ALLEN: Okay. Carter Mountain Transmission.
MITCHELL: It was a separate company–it was still required in those days. Our company was Western Television, serving these six towns. Then there was a company in Sheridan–Bighorn … Don Tannenhill and Company. Anyway, we had quite a thing going there. We had outside customers and we had a five-channel system running all this distance.
ALLEN: So you really were a common carrier because you had a lot of different systems.
MITCHELL: In the meantime we had also served the TV station at Billings. We were serving off-the-air KID signals into the broadcast station in Billings and that qualified us better yet, you see, to be serving a broadcaster. Anyway, we applied for this permit, got it, and we had …
ALLEN: Okay, now, which permit are you?
MITCHELL: The permit for this … the Salt Lake complex … while the other was in operation.
BLISS: When was that, Tom? I was trying to think …
MITCHELL: Well, I can’t tell you what year exactly but I think probably …
ALLEN: Probably 1957 or ’58.
BLISS: Yes, I think that’s it.
MITCHELL: I can’t remember exactly what year that was. Anyway, we had worked on it, of course, all that year and we finally received the permits in August, I believe. We had ordered equipment, contingent on grant, and it was shipped immediately. It came within a few days. Because we were looking to winter weather, even though we weren’t ready to put it in operation, we actually separated it out and immediately carried it up on the mountain sites to get it up there in case of bad weather. So we were caught with this order revoking the permit, with the sites all built, buildings up there, equipment in the buildings but not on the air.
ALLEN: What was the first inkling that you two had that there was a problem with the permit?
BLISS: A call from Smith.
ALLEN: Strat was your Washington attorney at that time?
BLISS: Had been.
MITCHELL: He had filed all the applications and permits and gotten us through to that point.
BLISS: We were well acquainted because we would go to all the NCTA meetings. It was just a roomful of people.
ALLEN: Did you know the protestants at that time?
MITCHELL: In fact, I’d worked for them–Mildred and Joe Ernst–in the early years when they first came to the Worland area. I helped them build their radio stations.
BLISS: They were Alaskan Natives.
MITCHELL: Anyway, yes, I knew them very well.
ALLEN: They had been primarily in the radio business.
MITCHELL: They had radio stations until they decided to build this little television station up on top of Boysen Peak.
BLISS: Out of used GE equipment.
MITCHELL: The basis of the protest, of course, was economic injury. They said, if you let these cable people bring these television signals into “our town” … They actually considered that they were the off-air communications agent in that area.
ALLEN: Were they on the air at that time?
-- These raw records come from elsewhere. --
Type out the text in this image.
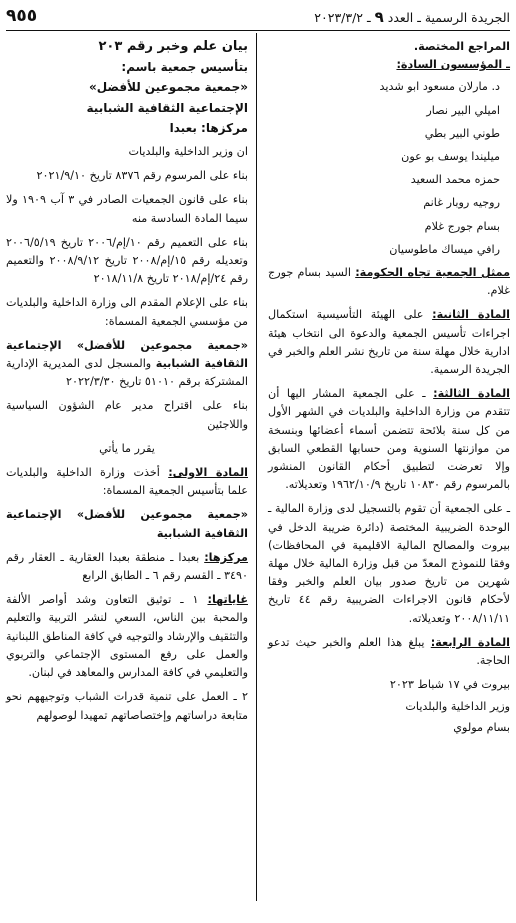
٩٥٥	الجريدة الرسمية ـ العدد ٩ ـ ٢٠٢٣/٣/٢

المراجع المختصة.

ـ المؤسسون السادة:

د. مارلان مسعود ابو شديد

اميلي البير نصار

طوني البير بطي

ميليندا يوسف بو عون

حمزه محمد السعيد

روجيه روبار غانم

بسام جورج غلام

رافي ميساك ماطوسيان

ممثل الجمعية تجاه الحكومة: السيد بسام جورج غلام.

المادة الثانية: على الهيئة التأسيسية استكمال اجراءات تأسيس الجمعية والدعوة الى انتخاب هيئة ادارية خلال مهلة سنة من تاريخ نشر العلم والخبر في الجريدة الرسمية.

المادة الثالثة: ـ على الجمعية المشار اليها أن تتقدم من وزارة الداخلية والبلديات في الشهر الأول من كل سنة بلائحة تتضمن أسماء أعضائها وبنسخة من موازنتها السنوية ومن حسابها القطعي السابق وإلا تعرضت لتطبيق أحكام القانون المنشور بالمرسوم رقم ١٠٨٣٠ تاريخ ١٩٦٢/١٠/٩ وتعديلاته.

ـ على الجمعية أن تقوم بالتسجيل لدى وزارة المالية ـ الوحدة الضريبية المختصة (دائرة ضريبة الدخل في بيروت والمصالح المالية الاقليمية في المحافظات) وفقا للنموذج المعدّ من قبل وزارة المالية خلال مهلة شهرين من تاريخ صدور بيان العلم والخبر وفقا لأحكام قانون الاجراءات الضريبية رقم ٤٤ تاريخ ٢٠٠٨/١١/١١ وتعديلاته.

المادة الرابعة: يبلغ هذا العلم والخبر حيث تدعو الحاجة.

بيروت في ١٧ شباط ٢٠٢٣

وزير الداخلية والبلديات

بسام مولوي

بيان علم وخبر رقم ٢٠٣

بتأسيس جمعية باسم:

«جمعية مجموعين للأفضل»

الإجتماعية الثقافية الشبابية

مركزها: بعبدا

ان وزير الداخلية والبلديات

بناء على المرسوم رقم ٨٣٧٦ تاريخ ٢٠٢١/٩/١٠

بناء على قانون الجمعيات الصادر في ٣ آب ١٩٠٩ ولا سيما المادة السادسة منه

بناء على التعميم رقم ١٠/إم/٢٠٠٦ تاريخ ٢٠٠٦/٥/١٩ وتعديله رقم ١٥/إم/٢٠٠٨ تاريخ ٢٠٠٨/٩/١٢ والتعميم رقم ٢٤/إم/٢٠١٨ تاريخ ٢٠١٨/١١/٨

بناء على الإعلام المقدم الى وزارة الداخلية والبلديات من مؤسسي الجمعية المسماة:

«جمعية مجموعين للأفضل» الإجتماعية الثقافية الشبابية والمسجل لدى المديرية الإدارية المشتركة برقم ٥١٠١٠ تاريخ ٢٠٢٢/٣/٣٠

بناء على اقتراح مدير عام الشؤون السياسية واللاجئين

يقرر ما يأتي

المادة الاولى: أخذت وزارة الداخلية والبلديات علما بتأسيس الجمعية المسماة:

«جمعية مجموعين للأفضل» الإجتماعية الثقافية الشبابية

مركزها: بعبدا ـ منطقة بعبدا العقارية ـ العقار رقم ٣٤٩٠ ـ القسم رقم ٦ ـ الطابق الرابع

غاياتها: ١ ـ توثيق التعاون وشد أواصر الألفة والمحبة بين الناس، السعي لنشر التربية والتعليم والتثقيف والإرشاد والتوجيه في كافة المناطق اللبنانية والعمل على رفع المستوى الإجتماعي والتربوي والتعليمي في كافة المدارس والمعاهد في لبنان.

٢ ـ العمل على تنمية قدرات الشباب وتوجيههم نحو متابعة دراساتهم وإختصاصاتهم تمهيدا لوصولهم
MITCHELL: I don’t believe they had actually gotten on the air. I’m not sure about that, though. I can’t remember whether they had actually put a signal on the air or whether they were under construction. I guess it’s in the records somewhere.
ALLEN: When they filed the protest?
BLISS: I don’t believe they were.
MITCHELL: I don’t know. If they were, they had just barely made it.
BLISS: See, their transmitter was on Boysen Peak but it was just on a telephone pole and it was used General Electric equipment that they’d picked up somewhere.
MITCHELL: Nothing against that but we did feel like that if anybody was first comer it would have had to been us.
BLISS: Well, one other argument they said, we serve all the ranchers and the cable company can’t do that.
MITCHELL: I mean, I had no animosity against them really, but it just really threw the monkey wrench into the operation. It really put a halt to things. We then went ahead and did serve Cody which was out of the station’s range and Sheridan which was out of range, also. But we couldn’t serve our own systems.
ALLEN: Uh huh. So Carter Mountain Transmission was an active, on-going business serving Sheridan and Cody?
MITCHELL: Serving Cody and …?
BLISS: But not with the Salt Lake.
MITCHELL: Yes, we put Salt Lake into Cody and Sheridan.
BLISS: That’s right.
ALLEN: So you took all that equipment that you had put up on top of mountains …
MITCHELL: We were able to return it to Raytheon–the equipment that we didn’t use. We did use some of it, of course, because it was that backbone that was in operation. Whatever that amounted to … I think it was $175,000 worth … we had to return it. Then we never were able to reverse that decision. It was later, after we had sold the systems, it was later reversed. We sold it to what is now TCI.
ALLEN: Had you been upgrading the systems in Worland and Greybull and everything to accept the five channels at that time?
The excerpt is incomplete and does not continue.